Il y a des singles qui se contentent d’annoncer un album, de maintenir une présence dans les classements ou de rassurer un public impatient. Et puis il y a ceux qui déplacent l’axe de la pop tout entière. Lorsque les Beatles publient, en février 1967, Penny Lane et Strawberry Fields Forever sur un même 45 tours, ils ne livrent pas seulement deux chansons nouvelles après six mois de silence inhabituel : ils referment l’époque du groupe de scène, ouvrent celle du laboratoire d’Abbey Road, et transforment Liverpool en territoire mental. D’un côté, John Lennon plonge dans le brouillard intérieur de l’enfance, entre souvenir, doute et psychédélisme en apesanteur.

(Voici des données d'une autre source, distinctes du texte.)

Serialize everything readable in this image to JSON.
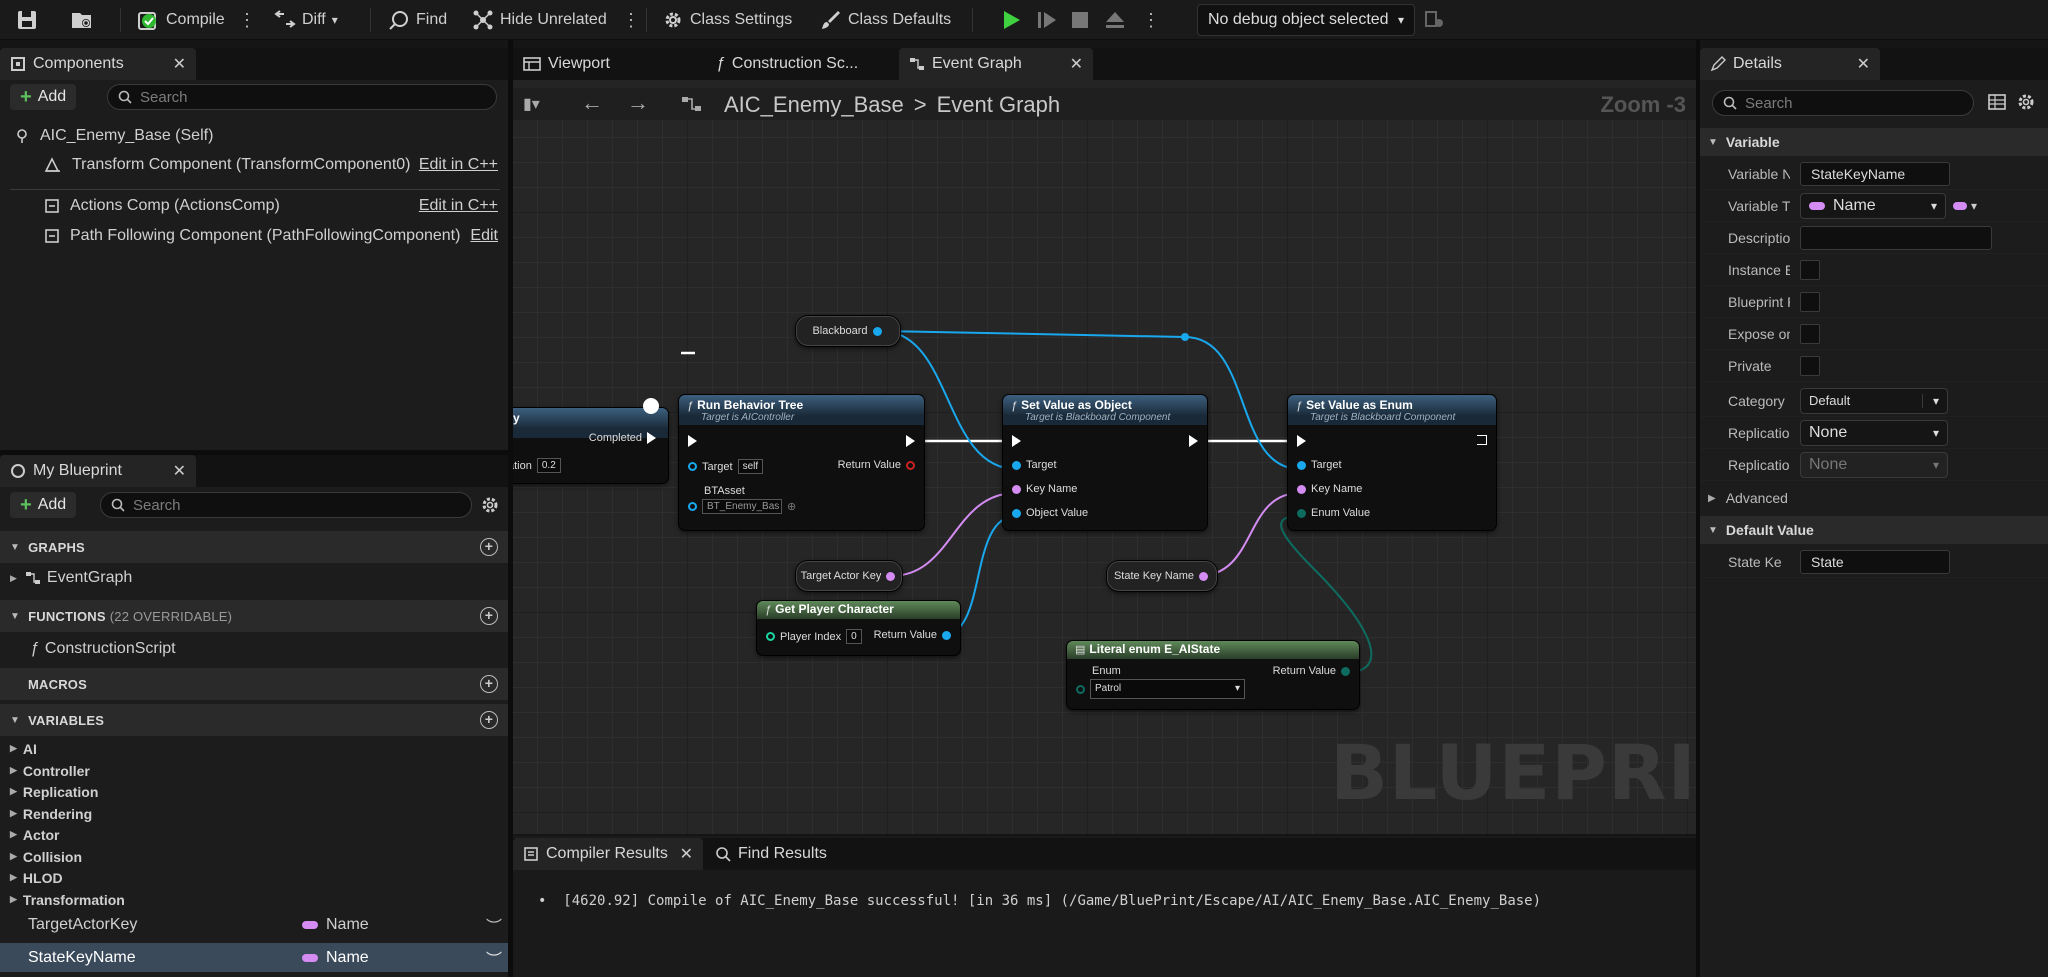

De l’autre, Paul McCartney éclaire la même ville d’une lumière pop, baroque et cinématographique, peuplée de coiffeurs, de banquiers, de pompiers et d’infirmières surgis comme d’un tableau vivant. En les réunissant, Brian Epstein et George Martin pensaient fabriquer un grand single. Ils ont surtout, peut-être malgré eux, isolé l’un des plus fascinants dialogues Lennon/McCartney jamais gravés par les Beatles : deux visions du passé, deux méthodes de studio, deux manières d’écrire la mémoire — et un sommet qui rendra Sgt. Pepper possible.